C’était un lecteur inépuisable. Il lisait tout le temps et partout, même en mangeant ou en marchant, parfois même en faisant du vélo, ce qui lui avait causé de multiples fractures – heureusement sans gravité. En revanche, il évitait les transports en commun, afin de ne pas être dérangé dans sa lecture par les conversations dénuées d’intérêt des passagers. Tout du moins, ceux qui parlent encore!
Il lisait aussi au travail, qui avançait tant bien que mal. Plutôt mal, comme nous l’a déclaré son employeur! Correcteur chez un éditeur, il outrepassait son rôle en remplaçant certaines expressions par d’autres, curieuses, inusitées et souvent franchement anachroniques tirées de ses lectures du moment.
L’essentiel de son bien maigre salaire enrichissait les libraires de son quartier et c’est courbé sous le poids de son «butin» qu’il gravissait péniblement l’escalier vermoulu de son vieil immeuble de Ménilmontant.

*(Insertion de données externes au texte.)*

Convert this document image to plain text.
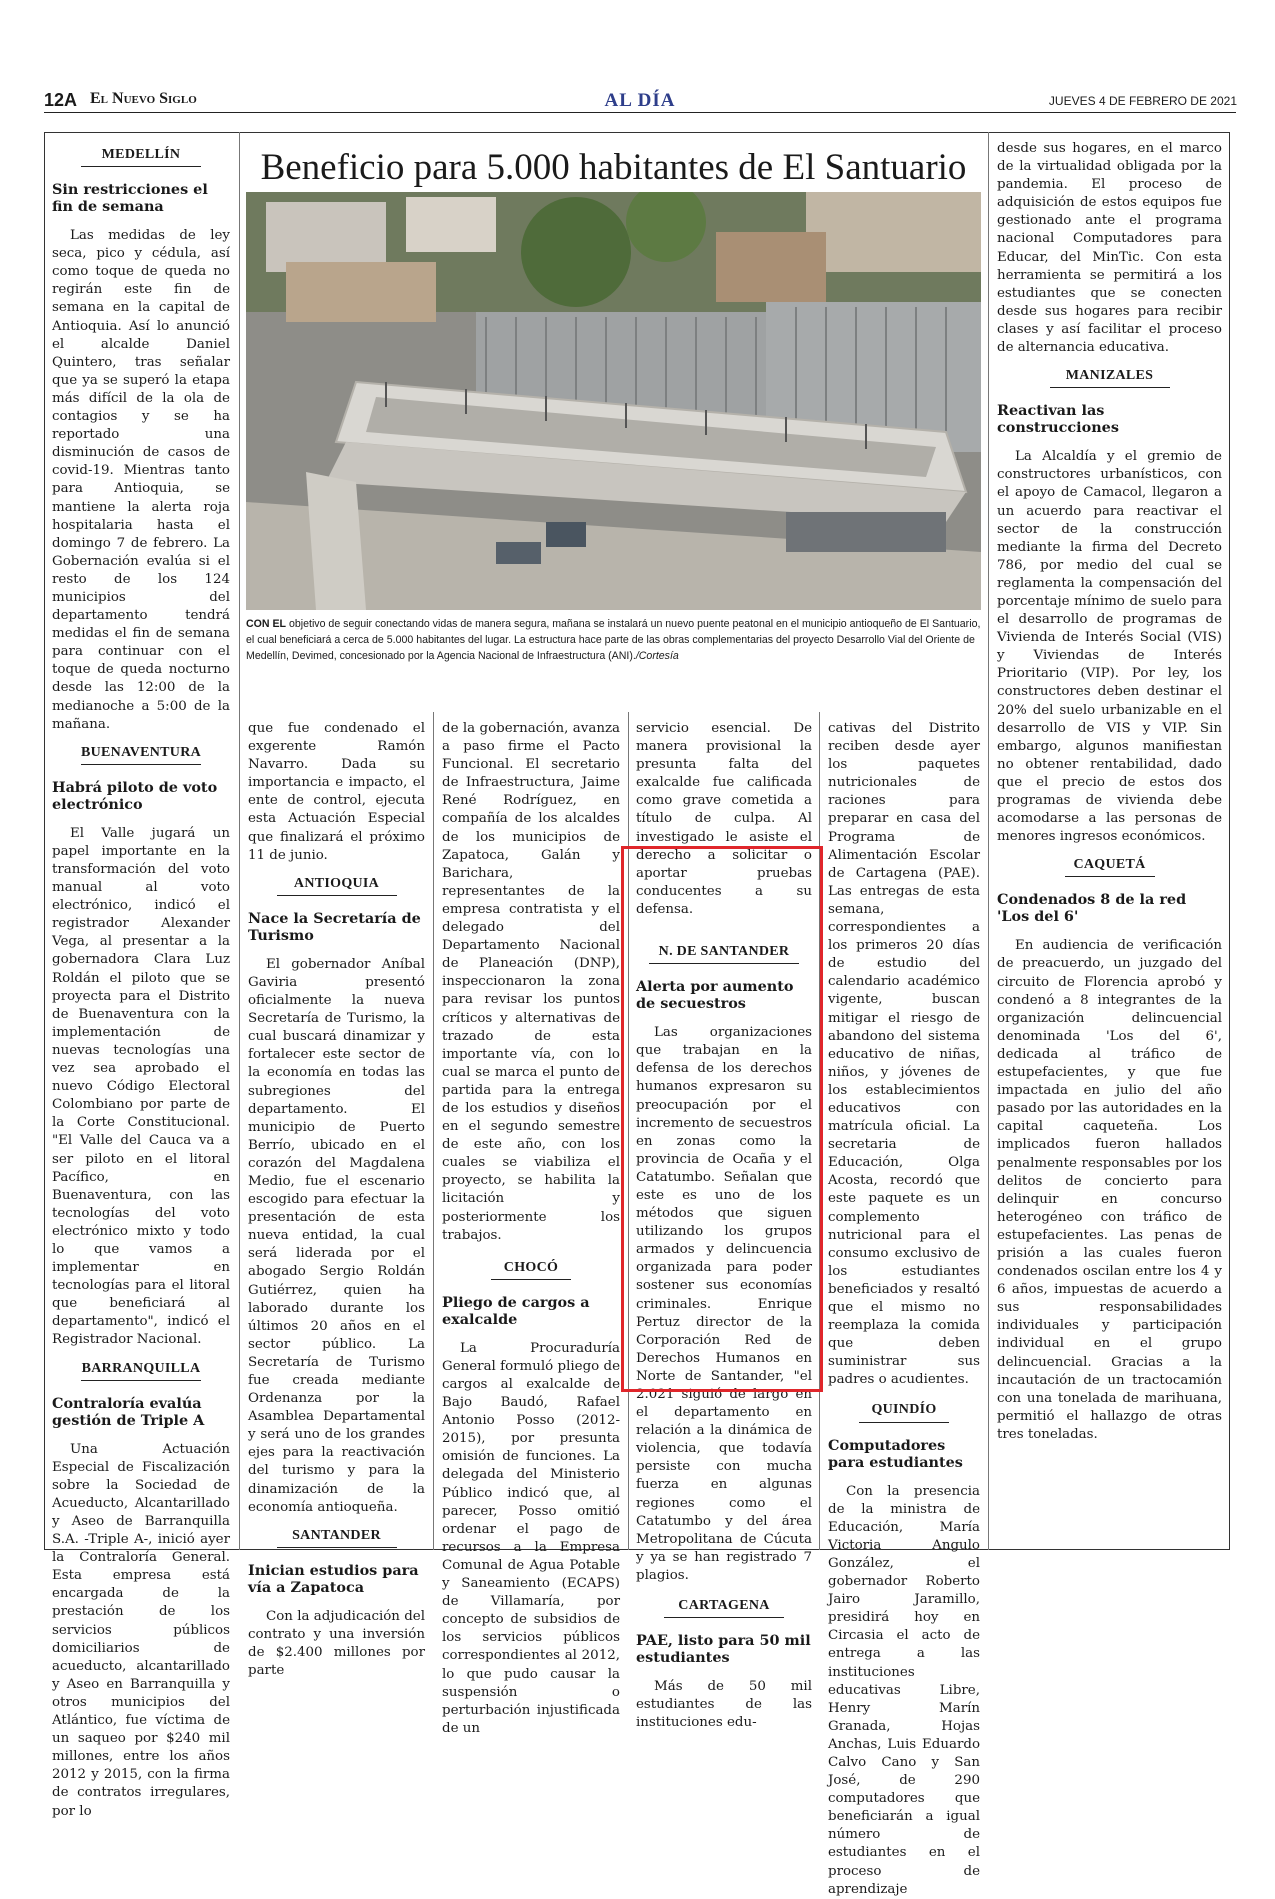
12A El Nuevo Siglo	AL DÍA	JUEVES 4 DE FEBRERO DE 2021
Beneficio para 5.000 habitantes de El Santuario
CON EL objetivo de seguir conectando vidas de manera segura, mañana se instalará un nuevo puente peatonal en el municipio antioqueño de El Santuario, el cual beneficiará a cerca de 5.000 habitantes del lugar. La estructura hace parte de las obras complementarias del proyecto Desarrollo Vial del Oriente de Medellín, Devimed, concesionado por la Agencia Nacional de Infraestructura (ANI)./Cortesía
MEDELLÍN
Sin restricciones el fin de semana

Las medidas de ley seca, pico y cédula, así como toque de queda no regirán este fin de semana en la capital de Antioquia. Así lo anunció el alcalde Daniel Quintero, tras señalar que ya se superó la etapa más difícil de la ola de contagios y se ha reportado una disminución de casos de covid-19. Mientras tanto para Antioquia, se mantiene la alerta roja hospitalaria hasta el domingo 7 de febrero. La Gobernación evalúa si el resto de los 124 municipios del departamento tendrá medidas el fin de semana para continuar con el toque de queda nocturno desde las 12:00 de la medianoche a 5:00 de la mañana.

BUENAVENTURA
Habrá piloto de voto electrónico

El Valle jugará un papel importante en la transformación del voto manual al voto electrónico, indicó el registrador Alexander Vega, al presentar a la gobernadora Clara Luz Roldán el piloto que se proyecta para el Distrito de Buenaventura con la implementación de nuevas tecnologías una vez sea aprobado el nuevo Código Electoral Colombiano por parte de la Corte Constitucional. "El Valle del Cauca va a ser piloto en el litoral Pacífico, en Buenaventura, con las tecnologías del voto electrónico mixto y todo lo que vamos a implementar en tecnologías para el litoral que beneficiará al departamento", indicó el Registrador Nacional.

BARRANQUILLA
Contraloría evalúa gestión de Triple A

Una Actuación Especial de Fiscalización sobre la Sociedad de Acueducto, Alcantarillado y Aseo de Barranquilla S.A. -Triple A-, inició ayer la Contraloría General. Esta empresa está encargada de la prestación de los servicios públicos domiciliarios de acueducto, alcantarillado y Aseo en Barranquilla y otros municipios del Atlántico, fue víctima de un saqueo por $240 mil millones, entre los años 2012 y 2015, con la firma de contratos irregulares, por lo

que fue condenado el exgerente Ramón Navarro. Dada su importancia e impacto, el ente de control, ejecuta esta Actuación Especial que finalizará el próximo 11 de junio.

ANTIOQUIA
Nace la Secretaría de Turismo

El gobernador Aníbal Gaviria presentó oficialmente la nueva Secretaría de Turismo, la cual buscará dinamizar y fortalecer este sector de la economía en todas las subregiones del departamento. El municipio de Puerto Berrío, ubicado en el corazón del Magdalena Medio, fue el escenario escogido para efectuar la presentación de esta nueva entidad, la cual será liderada por el abogado Sergio Roldán Gutiérrez, quien ha laborado durante los últimos 20 años en el sector público. La Secretaría de Turismo fue creada mediante Ordenanza por la Asamblea Departamental y será uno de los grandes ejes para la reactivación del turismo y para la dinamización de la economía antioqueña.

SANTANDER
Inician estudios para vía a Zapatoca

Con la adjudicación del contrato y una inversión de $2.400 millones por parte

de la gobernación, avanza a paso firme el Pacto Funcional. El secretario de Infraestructura, Jaime René Rodríguez, en compañía de los alcaldes de los municipios de Zapatoca, Galán y Barichara, representantes de la empresa contratista y el delegado del Departamento Nacional de Planeación (DNP), inspeccionaron la zona para revisar los puntos críticos y alternativas de trazado de esta importante vía, con lo cual se marca el punto de partida para la entrega de los estudios y diseños en el segundo semestre de este año, con los cuales se viabiliza el proyecto, se habilita la licitación y posteriormente los trabajos.

CHOCÓ
Pliego de cargos a exalcalde

La Procuraduría General formuló pliego de cargos al exalcalde de Bajo Baudó, Rafael Antonio Posso (2012-2015), por presunta omisión de funciones. La delegada del Ministerio Público indicó que, al parecer, Posso omitió ordenar el pago de recursos a la Empresa Comunal de Agua Potable y Saneamiento (ECAPS) de Villamaría, por concepto de subsidios de los servicios públicos correspondientes al 2012, lo que pudo causar la suspensión o perturbación injustificada de un

servicio esencial. De manera provisional la presunta falta del exalcalde fue calificada como grave cometida a título de culpa. Al investigado le asiste el derecho a solicitar o aportar pruebas conducentes a su defensa.

N. DE SANTANDER
Alerta por aumento de secuestros

Las organizaciones que trabajan en la defensa de los derechos humanos expresaron su preocupación por el incremento de secuestros en zonas como la provincia de Ocaña y el Catatumbo. Señalan que este es uno de los métodos que siguen utilizando los grupos armados y delincuencia organizada para poder sostener sus economías criminales. Enrique Pertuz director de la Corporación Red de Derechos Humanos en Norte de Santander, "el 2.021 siguió de largo en el departamento en relación a la dinámica de violencia, que todavía persiste con mucha fuerza en algunas regiones como el Catatumbo y del área Metropolitana de Cúcuta y ya se han registrado 7 plagios.

CARTAGENA
PAE, listo para 50 mil estudiantes

Más de 50 mil estudiantes de las instituciones edu-

cativas del Distrito reciben desde ayer los paquetes nutricionales de raciones para preparar en casa del Programa de Alimentación Escolar de Cartagena (PAE). Las entregas de esta semana, correspondientes a los primeros 20 días de estudio del calendario académico vigente, buscan mitigar el riesgo de abandono del sistema educativo de niñas, niños, y jóvenes de los establecimientos educativos con matrícula oficial. La secretaria de Educación, Olga Acosta, recordó que este paquete es un complemento nutricional para el consumo exclusivo de los estudiantes beneficiados y resaltó que el mismo no reemplaza la comida que deben suministrar sus padres o acudientes.

QUINDÍO
Computadores para estudiantes

Con la presencia de la ministra de Educación, María Victoria Angulo González, el gobernador Roberto Jairo Jaramillo, presidirá hoy en Circasia el acto de entrega a las instituciones educativas Libre, Henry Marín Granada, Hojas Anchas, Luis Eduardo Calvo Cano y San José, de 290 computadores que beneficiarán a igual número de estudiantes en el proceso de aprendizaje

desde sus hogares, en el marco de la virtualidad obligada por la pandemia. El proceso de adquisición de estos equipos fue gestionado ante el programa nacional Computadores para Educar, del MinTic. Con esta herramienta se permitirá a los estudiantes que se conecten desde sus hogares para recibir clases y así facilitar el proceso de alternancia educativa.

MANIZALES
Reactivan las construcciones

La Alcaldía y el gremio de constructores urbanísticos, con el apoyo de Camacol, llegaron a un acuerdo para reactivar el sector de la construcción mediante la firma del Decreto 786, por medio del cual se reglamenta la compensación del porcentaje mínimo de suelo para el desarrollo de programas de Vivienda de Interés Social (VIS) y Viviendas de Interés Prioritario (VIP). Por ley, los constructores deben destinar el 20% del suelo urbanizable en el desarrollo de VIS y VIP. Sin embargo, algunos manifiestan no obtener rentabilidad, dado que el precio de estos dos programas de vivienda debe acomodarse a las personas de menores ingresos económicos.

CAQUETÁ
Condenados 8 de la red 'Los del 6'

En audiencia de verificación de preacuerdo, un juzgado del circuito de Florencia aprobó y condenó a 8 integrantes de la organización delincuencial denominada 'Los del 6', dedicada al tráfico de estupefacientes, y que fue impactada en julio del año pasado por las autoridades en la capital caqueteña. Los implicados fueron hallados penalmente responsables por los delitos de concierto para delinquir en concurso heterogéneo con tráfico de estupefacientes. Las penas de prisión a las cuales fueron condenados oscilan entre los 4 y 6 años, impuestas de acuerdo a sus responsabilidades individuales y participación individual en el grupo delincuencial. Gracias a la incautación de un tractocamión con una tonelada de marihuana, permitió el hallazgo de otras tres toneladas.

Tous les murs de son petit appartement avaient été rapidement couverts de livres. Du sol au plafond, partout des bibliothèques, même dans la cuisine et dans les toilettes! Ayant «lambrissé» toutes les cloisons, il avait finalement dû en installer une nouvelle en plein milieu de son salon, sans penser au poids de la culture…
Des craquements inquiétants et de plus en plus fréquents auraient dû l’alerter, mais peut-être était-il alors trop absorbé par sa lecture.
Toujours est-il que c’est au moment où il pénétra un soir chez lui avec sa dernière acquisition – cruelle ironie du sort – L’insoutenable légèreté de l’être de Milan Kundera, que le plancher céda sous ses pieds.
La pauvre retraitée de l’étage du dessous, qui n’en avait jamais acheté un seul de sa vie – à part des recueils de mots flêchés – et qui ne traversait jamais la rue sans attendre son tour, n’aurait jamais pu imaginer finir écrasée sous deux tonnes de livres!
Quant au lecteur miraculé, il a déménagé dans un rez-de-chaussée et pris la sage décision de s’inscrire à la bibliothèque de son quartier.